In the early days of the first Trump Administration, a profane, potent political energy appeared on the platform formerly known as Twitter—which, at the time, was the No. 1 source of internet addiction for a seeming majority of reporters, columnists, television pundits, and editors in America. The dirtbag left, as it became known, mostly revolved, at its start, around the podcast “Chapo Trap House,” the Democratic Socialists of America, and a few scattered high-follower social-media accounts. Its adherents were largely disaffected Bernie Sanders supporters who believed that the populist movement behind their candidate had been upended and diverted by a cabal of soulless careerists in both politics and, perhaps more pointedly, in the political media. Among the targets of the dirtbag left were Neera Tanden, a Hillary Clinton operative; Clara Jeffery, the editor-in-chief of Mother Jones; and various reporters and editors at the Times, the Washington Post, and so on. The accusation was simple and alluring: by torpedoing the Sanders campaign and running an unelectable cipher in Clinton, these blinkered establishmentarians were responsible for Donald Trump’s victory. The dirtbag left’s job was to never let them forget it.

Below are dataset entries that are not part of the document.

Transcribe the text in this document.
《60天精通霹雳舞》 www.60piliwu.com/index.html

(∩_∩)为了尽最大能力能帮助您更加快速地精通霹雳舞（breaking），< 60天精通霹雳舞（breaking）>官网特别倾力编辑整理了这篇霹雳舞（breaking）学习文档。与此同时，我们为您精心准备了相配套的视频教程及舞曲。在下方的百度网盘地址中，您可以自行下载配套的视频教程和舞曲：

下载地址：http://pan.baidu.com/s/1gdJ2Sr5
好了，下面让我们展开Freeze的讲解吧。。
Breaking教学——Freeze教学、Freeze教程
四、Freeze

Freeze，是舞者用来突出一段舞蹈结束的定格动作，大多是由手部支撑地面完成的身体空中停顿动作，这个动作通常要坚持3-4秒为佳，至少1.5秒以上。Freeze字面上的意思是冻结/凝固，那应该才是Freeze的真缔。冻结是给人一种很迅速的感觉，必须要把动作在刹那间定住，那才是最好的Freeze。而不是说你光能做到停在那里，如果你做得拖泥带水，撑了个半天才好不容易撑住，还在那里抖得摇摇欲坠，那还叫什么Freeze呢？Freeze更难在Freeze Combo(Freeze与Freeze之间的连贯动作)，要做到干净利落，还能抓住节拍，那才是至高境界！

I’ve been thinking about that era in online politics while observing the campaign of Graham Platner, the Democratic Senate hopeful from Maine. In some ways, he looks like an updated version of the ideal dirtbag-left candidate. Here is a working-class veteran who has talked about America’s “new Gilded Age,” called out the “billionaire economy,” and explicitly avoided the sort of “neoliberal” identity talk that seems to exist primarily to mediate disputes between well-off, highly educated people. Lately, Platner has fallen under intense scrutiny for a trove of old Reddit posts that included homophobic comments and a Nazi tattoo that he has since covered up. (He has said that he was not aware until recently of the tattoo’s Nazi associations.) This was surprising, although, for some skeptics, it might have fallen right in line with the image of the dirtbag left, who were often criticized as misogynistic and narrowly focussed on the feelings of white men.